OCEAN COUNTY – The ominous weather reports before Hurricane Sandy hit just before Halloween in October 2012 were not anything you’d want to hear. Neither were the police officers driving down our street warning us to leave before noon the following Monday.
We had to sign paperwork that Friday night acknowledging that if we did not leave, the township was not responsible for anything that happened to us or to our home. We signed.
We had never been ordered to leave our Bayville neighborhood before. We left. In the end, we couldn’t return home for seven months, until the house was repaired.
Sandy was within 50 miles of the New Jersey coast before it hit in Brigantine as an extratropical cyclone. The storm peppered the Jersey Shore with hurricane-force winds, record low pressure, and a huge storm surge along the coast.
“The storm becomes the worst hurricane to affect the state on record, killing 37 and causing nearly $30 billion in damages,” according to the National Oceanic and Atmospheric Administration (NOAA). “Widespread devastation is noted, particularly on Long Beach Island and the Barnegat Peninsula, where the Seaside Heights boardwalk collapses into the ocean.”
Sandy took the most lives, compared to a storm in August 1806 storm, which killed 21 residents.
Governor Chris Christie said the losses caused by Sandy were “going to be almost incalculable…The devastation on the Jersey Shore is probably going to be the worst we’ve ever seen.” 
And unfortunately, it looks like 2020 will be also be an active hurricane season. This year, again there will not be an El Nino to suppress Atlantic hurricane activity either, says NOAA.
“NOAA’s analysis of current and seasonal atmospheric conditions reveals a recipe for an active Atlantic hurricane season this year,” said Neil Jacobs, acting NOAA administrator. “Our skilled forecasters, coupled with upgrades to our computer models and observing technologies, will provide accurate and timely forecasts to protect life and property.”
The Atlantic hurricane season lasts from June 1st to Nov. 30. New Jersey’s tropical storm activity occurs between August and late October. Sandy pummeled New Jersey on Oct. 30, 2012.
Warmer than usual sea surface temperatures in the tropical Atlantic Ocean and Caribbean Sea, reduced vertical wind shear, weaker tropical Atlantic trade winds and an enhanced west African monsoon season all increase the chances of an above-normal 2020 hurricane season.
A hurricane is a huge storm that can be up to 600 miles across and have strong winds spiraling inward and upward at speeds of 75 to 200 mph. They can be life-threatening as well as cause serious property-threatening hazards such as flooding, storm surge, high winds and tornadoes.
So what were some of the worst hurricanes and storms to batter the Jersey Shore?

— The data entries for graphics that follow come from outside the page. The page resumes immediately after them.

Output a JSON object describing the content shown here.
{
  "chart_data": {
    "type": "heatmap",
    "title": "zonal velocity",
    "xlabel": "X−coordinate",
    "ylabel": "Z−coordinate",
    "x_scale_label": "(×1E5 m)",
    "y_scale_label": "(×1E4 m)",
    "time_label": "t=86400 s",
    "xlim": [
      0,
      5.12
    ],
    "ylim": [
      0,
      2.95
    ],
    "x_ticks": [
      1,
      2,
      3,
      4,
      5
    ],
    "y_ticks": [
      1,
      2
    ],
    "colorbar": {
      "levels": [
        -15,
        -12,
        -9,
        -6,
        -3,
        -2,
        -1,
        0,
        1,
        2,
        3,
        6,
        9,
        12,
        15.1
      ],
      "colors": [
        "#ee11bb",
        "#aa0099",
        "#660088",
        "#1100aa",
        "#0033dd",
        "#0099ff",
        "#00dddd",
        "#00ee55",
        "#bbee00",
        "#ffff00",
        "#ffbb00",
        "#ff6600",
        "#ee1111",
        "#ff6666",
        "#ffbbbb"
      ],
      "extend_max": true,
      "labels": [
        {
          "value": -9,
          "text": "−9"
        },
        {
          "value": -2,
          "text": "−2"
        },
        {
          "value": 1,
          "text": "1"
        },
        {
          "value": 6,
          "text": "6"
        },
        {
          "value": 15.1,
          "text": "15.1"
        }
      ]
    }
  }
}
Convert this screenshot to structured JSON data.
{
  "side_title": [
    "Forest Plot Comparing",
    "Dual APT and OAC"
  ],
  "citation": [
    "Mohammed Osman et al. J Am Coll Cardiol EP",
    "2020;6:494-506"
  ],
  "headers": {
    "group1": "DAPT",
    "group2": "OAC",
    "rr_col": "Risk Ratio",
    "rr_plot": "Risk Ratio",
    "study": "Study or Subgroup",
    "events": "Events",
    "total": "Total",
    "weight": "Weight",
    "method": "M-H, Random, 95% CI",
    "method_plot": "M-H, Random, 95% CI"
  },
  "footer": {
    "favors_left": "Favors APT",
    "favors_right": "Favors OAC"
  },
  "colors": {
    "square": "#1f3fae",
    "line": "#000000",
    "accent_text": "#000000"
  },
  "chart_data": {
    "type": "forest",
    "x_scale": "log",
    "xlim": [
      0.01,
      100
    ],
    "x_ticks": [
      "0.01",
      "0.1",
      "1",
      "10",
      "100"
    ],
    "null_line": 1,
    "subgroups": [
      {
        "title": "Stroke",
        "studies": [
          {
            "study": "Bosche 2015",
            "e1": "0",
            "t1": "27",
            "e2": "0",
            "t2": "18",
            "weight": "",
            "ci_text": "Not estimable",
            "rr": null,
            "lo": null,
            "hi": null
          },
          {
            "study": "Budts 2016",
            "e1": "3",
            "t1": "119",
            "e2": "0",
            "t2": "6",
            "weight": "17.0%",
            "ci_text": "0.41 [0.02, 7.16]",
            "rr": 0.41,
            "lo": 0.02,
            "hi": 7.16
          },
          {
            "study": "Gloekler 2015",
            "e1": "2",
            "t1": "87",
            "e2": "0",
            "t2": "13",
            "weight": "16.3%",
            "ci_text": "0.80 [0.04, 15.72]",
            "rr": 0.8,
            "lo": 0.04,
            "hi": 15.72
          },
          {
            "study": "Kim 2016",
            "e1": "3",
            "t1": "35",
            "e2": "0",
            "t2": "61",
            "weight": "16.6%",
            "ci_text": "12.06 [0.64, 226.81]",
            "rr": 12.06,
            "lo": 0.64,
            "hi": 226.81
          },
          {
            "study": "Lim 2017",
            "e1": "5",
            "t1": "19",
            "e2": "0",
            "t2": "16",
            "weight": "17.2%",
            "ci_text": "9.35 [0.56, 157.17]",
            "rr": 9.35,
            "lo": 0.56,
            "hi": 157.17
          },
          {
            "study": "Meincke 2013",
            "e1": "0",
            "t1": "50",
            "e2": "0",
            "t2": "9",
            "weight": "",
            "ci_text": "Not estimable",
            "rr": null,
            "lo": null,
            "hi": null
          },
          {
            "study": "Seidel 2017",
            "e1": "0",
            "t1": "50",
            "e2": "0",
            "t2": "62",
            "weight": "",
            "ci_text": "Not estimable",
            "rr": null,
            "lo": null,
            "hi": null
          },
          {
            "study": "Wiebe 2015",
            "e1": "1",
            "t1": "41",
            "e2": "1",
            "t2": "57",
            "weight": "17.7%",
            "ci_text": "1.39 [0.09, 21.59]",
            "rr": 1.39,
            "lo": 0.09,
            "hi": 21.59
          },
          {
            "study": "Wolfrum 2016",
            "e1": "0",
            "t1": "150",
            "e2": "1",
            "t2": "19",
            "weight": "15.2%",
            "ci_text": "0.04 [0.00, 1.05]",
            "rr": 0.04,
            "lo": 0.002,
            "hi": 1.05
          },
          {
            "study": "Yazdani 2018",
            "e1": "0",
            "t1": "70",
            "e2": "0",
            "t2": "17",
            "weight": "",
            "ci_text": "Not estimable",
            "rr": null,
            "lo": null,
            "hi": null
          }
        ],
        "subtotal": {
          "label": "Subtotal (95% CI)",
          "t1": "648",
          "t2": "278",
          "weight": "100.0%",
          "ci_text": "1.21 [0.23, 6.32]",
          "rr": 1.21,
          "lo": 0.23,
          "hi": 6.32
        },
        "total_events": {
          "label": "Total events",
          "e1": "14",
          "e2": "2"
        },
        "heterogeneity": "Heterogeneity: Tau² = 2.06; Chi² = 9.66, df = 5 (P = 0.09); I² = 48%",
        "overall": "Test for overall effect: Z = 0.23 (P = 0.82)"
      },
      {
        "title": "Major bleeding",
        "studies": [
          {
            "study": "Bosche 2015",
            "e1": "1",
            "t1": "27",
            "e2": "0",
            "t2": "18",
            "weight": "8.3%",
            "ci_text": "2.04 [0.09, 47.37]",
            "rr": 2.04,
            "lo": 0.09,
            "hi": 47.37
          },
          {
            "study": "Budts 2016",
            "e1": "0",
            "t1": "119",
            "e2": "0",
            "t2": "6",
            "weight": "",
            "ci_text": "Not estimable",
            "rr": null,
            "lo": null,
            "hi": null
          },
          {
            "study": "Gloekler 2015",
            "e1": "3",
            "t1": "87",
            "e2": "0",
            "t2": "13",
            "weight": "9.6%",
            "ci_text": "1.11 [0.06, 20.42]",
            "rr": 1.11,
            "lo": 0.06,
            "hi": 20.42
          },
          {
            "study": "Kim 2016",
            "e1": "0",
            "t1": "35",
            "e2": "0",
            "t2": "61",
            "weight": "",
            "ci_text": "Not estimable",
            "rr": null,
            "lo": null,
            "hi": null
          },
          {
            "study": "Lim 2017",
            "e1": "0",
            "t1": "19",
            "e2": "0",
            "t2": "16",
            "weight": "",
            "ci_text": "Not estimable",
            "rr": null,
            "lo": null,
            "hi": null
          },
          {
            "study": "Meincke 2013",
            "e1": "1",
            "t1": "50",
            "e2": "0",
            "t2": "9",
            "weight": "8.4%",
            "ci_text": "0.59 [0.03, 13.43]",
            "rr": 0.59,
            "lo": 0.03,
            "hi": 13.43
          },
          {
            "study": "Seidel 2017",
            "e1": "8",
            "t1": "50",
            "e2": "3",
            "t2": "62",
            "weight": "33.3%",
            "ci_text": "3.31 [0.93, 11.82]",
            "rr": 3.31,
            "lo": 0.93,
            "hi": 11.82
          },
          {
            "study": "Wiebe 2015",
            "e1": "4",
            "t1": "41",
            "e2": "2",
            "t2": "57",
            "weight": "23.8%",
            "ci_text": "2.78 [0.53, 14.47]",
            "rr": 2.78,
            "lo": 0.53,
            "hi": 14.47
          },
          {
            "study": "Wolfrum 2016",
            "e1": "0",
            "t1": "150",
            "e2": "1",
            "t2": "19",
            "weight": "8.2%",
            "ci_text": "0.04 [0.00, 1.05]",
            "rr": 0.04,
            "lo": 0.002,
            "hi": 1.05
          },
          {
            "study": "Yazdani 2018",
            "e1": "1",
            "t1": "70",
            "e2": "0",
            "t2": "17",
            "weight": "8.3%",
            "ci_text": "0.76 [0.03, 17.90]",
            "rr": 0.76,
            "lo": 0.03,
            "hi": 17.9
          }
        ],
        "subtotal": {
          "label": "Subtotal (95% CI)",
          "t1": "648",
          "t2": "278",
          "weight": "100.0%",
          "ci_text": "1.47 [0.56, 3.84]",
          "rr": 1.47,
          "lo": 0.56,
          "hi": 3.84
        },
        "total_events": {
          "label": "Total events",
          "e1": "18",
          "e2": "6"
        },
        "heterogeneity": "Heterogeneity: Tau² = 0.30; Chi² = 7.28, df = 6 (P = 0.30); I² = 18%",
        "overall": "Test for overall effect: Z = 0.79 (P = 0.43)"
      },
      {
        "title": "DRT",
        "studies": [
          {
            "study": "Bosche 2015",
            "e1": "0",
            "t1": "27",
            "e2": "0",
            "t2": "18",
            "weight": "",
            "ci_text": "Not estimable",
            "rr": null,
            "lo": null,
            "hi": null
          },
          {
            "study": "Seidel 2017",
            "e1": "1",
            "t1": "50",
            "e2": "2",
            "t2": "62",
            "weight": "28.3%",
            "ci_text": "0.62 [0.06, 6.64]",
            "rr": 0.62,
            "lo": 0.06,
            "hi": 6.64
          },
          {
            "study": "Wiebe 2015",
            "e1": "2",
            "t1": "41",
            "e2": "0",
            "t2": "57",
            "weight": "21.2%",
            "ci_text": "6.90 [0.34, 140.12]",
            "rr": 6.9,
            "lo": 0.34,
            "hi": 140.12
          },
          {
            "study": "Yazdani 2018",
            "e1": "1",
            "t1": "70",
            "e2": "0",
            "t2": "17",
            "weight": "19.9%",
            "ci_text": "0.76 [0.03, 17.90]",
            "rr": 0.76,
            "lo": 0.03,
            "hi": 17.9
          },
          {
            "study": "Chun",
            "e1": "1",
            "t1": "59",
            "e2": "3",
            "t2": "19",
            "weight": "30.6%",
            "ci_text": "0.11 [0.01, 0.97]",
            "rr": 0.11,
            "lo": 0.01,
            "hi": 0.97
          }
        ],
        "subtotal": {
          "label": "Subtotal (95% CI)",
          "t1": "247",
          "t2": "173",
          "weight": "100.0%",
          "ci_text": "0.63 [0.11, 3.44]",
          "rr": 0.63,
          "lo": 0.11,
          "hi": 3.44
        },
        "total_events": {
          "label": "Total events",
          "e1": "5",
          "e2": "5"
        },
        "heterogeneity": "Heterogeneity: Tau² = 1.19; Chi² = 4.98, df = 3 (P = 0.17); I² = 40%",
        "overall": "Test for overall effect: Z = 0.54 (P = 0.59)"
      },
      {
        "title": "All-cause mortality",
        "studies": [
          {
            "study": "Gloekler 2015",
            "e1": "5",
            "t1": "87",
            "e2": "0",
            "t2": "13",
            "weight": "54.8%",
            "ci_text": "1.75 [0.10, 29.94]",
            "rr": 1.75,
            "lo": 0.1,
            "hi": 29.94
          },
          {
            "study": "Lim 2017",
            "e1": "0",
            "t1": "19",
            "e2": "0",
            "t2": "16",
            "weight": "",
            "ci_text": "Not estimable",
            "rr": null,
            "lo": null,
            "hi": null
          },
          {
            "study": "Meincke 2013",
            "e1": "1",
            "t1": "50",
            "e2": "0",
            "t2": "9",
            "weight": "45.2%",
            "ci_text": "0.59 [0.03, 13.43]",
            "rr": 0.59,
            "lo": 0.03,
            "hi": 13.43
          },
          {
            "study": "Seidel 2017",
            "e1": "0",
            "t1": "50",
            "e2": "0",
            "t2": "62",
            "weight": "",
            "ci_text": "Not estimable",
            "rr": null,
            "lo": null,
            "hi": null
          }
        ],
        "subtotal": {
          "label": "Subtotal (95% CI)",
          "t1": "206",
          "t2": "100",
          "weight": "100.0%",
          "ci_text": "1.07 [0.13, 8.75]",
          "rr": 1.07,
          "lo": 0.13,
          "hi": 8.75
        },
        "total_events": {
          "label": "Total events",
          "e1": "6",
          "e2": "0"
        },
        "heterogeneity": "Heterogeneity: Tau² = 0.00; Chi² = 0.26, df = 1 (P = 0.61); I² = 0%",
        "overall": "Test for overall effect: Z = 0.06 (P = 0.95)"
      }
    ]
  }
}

The Perfect Storm – Oct. 31, 1991 – The 1991 Halloween Nor’easter brought massive waves of up to 30 feet. High tides along the Jersey Shore were only surpassed by those of the 1944 hurricane. Significant bay flooding occurred. Strong waves and intense winds caused extreme beach erosion. In all, damage amounted to $90 million (1991 USD), though no deaths occurred in the state.
The Great Atlantic Hurricane – September 1944 – Destroyed hundreds of homes, did major damage to Long Beach Island, Ocean City, Atlantic City and Cape May. Bridges in some towns were destroyed.
Hurricane Donna – September 1960 – The nor’easter brought 100 mph winds and 5 to 6 inches of rain in New Jersey. Nine people died in the state. The name “Donna” will never be used again for a hurricane because of the severity of the storm. The hurricane produced 105 mph (169 km/h) wind gusts and a storm surge of 6 feet (2 m) near Atlantic City, and 8.99 in (228 mm) of rainfall near Hammonton,. One person died related to a heart attack during the storm.
The Storm of March 1962 – Also known as the Great Storm of the Jersey Shore and the Ash Wednesday Storm. The late James J. Mancini – longtime mayor of Long Beach Township for decades and an Ocean County Freeholder – considered the March 1962 storm the worst on Long Beach Island. Six hundred homes on Long Beach Island were lost. Seven people died, including Long Beach Township Police Chief Angelo J. Leonetti, Township Police Commissioner Kenneth G. Chipman, First Aider Robert Osborn and two elderly couples.